А к шести вечера Павел Михайлович вернулся домой, где ждал его рабочий кабинет; и снова, сидя на высоком табурете в полной тиши, будет нарушать её, стуча костяшками счетов и выписывая цифры в амбарную книгу; подводить итоги торговому дню, производя вычисления на конверте из-под письма. И всё же проскакивали то там, то сям, просчеты и ошибки, какие-то несостыковки по цифрам, словно в укоризну строгому разуму расходились, и тем самым не могли ни раздражать нашего по своей натуре аккуратного героя. Его лицо становилось угрюмым, которое и до того носило нервные черты. Когда хотелось передохнуть, подумать о чем-то ином, чтобы через минуту вновь приступить к расчёту, он поглаживал своими длинными пальцами русую бороду, или чуть-чуть отклонившись от стола, склонив голову набок, складывал крест-накрест свои худощавые длинные руки, будто кого-то ожидая. И всё это без малейшего звука. Третьяков вообще очень сердился, если кто-то осмеливался входить без стука, нарушив тем самым логический порядок его мыслей.
А в это время письмо Аполлинария Горавского лежало в развернутом виде вдали от конверта, затерявшись на письменном столе, где-то между чернильными приборами у подножия стопки бумаг. В этот самый момент, как мы о нем подумали, оное и попалось вновь на глаза Павлу Михайловичу и чтобы хоть как-то отойти от цифр, которые ни в какую не желали сходиться, наш герой принялся дочитывать непрочитанное. “А закончил, дай Бог вспомнить на чем…” – пробегает глазами по последней странице письма Третьяков: “…также мечтаю побывать на предстоящей Парижской выставке в 1900 году если Бог позволит дожить…”. Ага, вот-вот оное, желает побывать в Париже.
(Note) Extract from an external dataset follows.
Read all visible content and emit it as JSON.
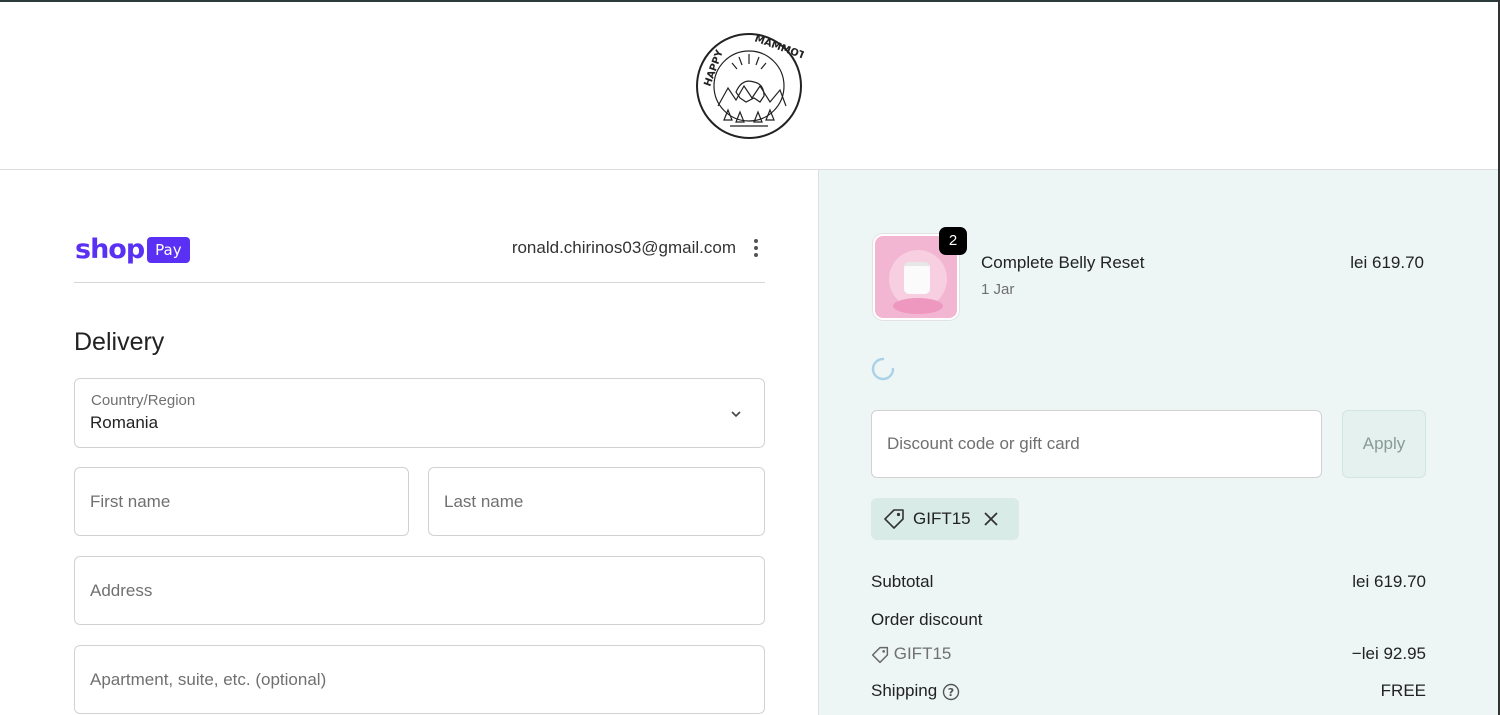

Только мечта эта не удалась, ибо двадцать восьмого марта девятисотого года Аполлинария не стало, а выставка открылась чуть позже. Вот так “последняя весна” унесла с собой жизнь последнего художника серебряного века, который затерялся среди других знаменитостей. Ну что это мы начали читать некрологи посреди повествования, заранее похоронив героя; он не может умереть на этой странице нашего сценария, совсем не по литературному это будет, лишь поэтому продолжим читать далее: “Неудастся ли Вам дорогой Павел Михайлович к выставочному тому времени в виде поощрения сбыть куда-либо и за что придется мою Могучую Сосну, которая находится в Москве под вашим покровительством. При желании здоровья всему Вашему семейству, остаюсь навсегда с глубоким уважением и преданностью. Аполлинарий Горавский”.
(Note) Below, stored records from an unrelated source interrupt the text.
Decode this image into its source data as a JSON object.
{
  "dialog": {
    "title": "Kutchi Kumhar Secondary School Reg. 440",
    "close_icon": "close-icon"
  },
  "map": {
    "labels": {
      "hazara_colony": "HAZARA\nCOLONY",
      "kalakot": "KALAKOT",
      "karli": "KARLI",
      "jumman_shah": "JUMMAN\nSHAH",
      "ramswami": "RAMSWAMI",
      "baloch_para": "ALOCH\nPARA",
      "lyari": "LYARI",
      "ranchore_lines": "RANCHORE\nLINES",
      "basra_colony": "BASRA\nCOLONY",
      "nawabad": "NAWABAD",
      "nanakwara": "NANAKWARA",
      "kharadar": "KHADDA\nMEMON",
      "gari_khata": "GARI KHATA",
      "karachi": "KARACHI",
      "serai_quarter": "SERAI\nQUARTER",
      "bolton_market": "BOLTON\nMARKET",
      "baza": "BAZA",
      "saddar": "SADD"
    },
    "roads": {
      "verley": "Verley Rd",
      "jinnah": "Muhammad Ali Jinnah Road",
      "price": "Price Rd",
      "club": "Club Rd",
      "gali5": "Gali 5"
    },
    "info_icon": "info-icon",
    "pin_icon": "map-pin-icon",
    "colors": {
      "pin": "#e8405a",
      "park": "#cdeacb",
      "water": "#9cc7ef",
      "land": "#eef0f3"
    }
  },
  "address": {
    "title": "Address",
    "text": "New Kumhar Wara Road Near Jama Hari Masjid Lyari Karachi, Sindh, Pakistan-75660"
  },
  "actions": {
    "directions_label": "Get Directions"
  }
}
“И снова “Могучая сосна” – подумал Третьяков, развалившись на кожаном кресле в глубокой задумчивости – “Уже более десяти лет и по-прежнему “могучая” – сумел выдавить из себя нотку иронии Павел Михайлович после того как вновь встретился с очередной просьбой, среди большого множества других просьб, коими осаждал наш Аполлинарий. “Все десять лет только и заботится о своей “Могучей сосне” – продолжал он размышлять – “Какие еще он попытки предпримет, в противовес предыдущим, чтобы заинтересовать ею меня? Уже одел картину в раму, покрытую настоящим золотом, о которой тоже шла переписка…” – “…лучше послать в раме; и оную в след же заказал, хоть не слишком широкую, но вызолоченную настоящим золотом, а не французскою бронзою, как нонче в большинстве делают в полной надежде что дорогой Павел Михайлович поместит ея хоть со временем к кому либо и ко мне в Питер обратно не пришлет…”. Конечно, убирая всю иронию и придавая серьёзность нашим размышлениям, мы можем предположить, что Третьяков мог взять картину себе, не на дрова, естественно, а для коллекции, для русской школы. А лучше всего “Могучая сосна” характеризует сорока двухлетнюю дружбу между нашими героями, в память оной грешно поскупиться пятьсот рублями, тем более дела Аполлинария в то время шли не очень, уж как-то тяжело сбывалось. Но не нам нынче становиться советчиками, мы с вами, дорогой читатель, лишь наблюдатели и об этом не стоит пока забывать…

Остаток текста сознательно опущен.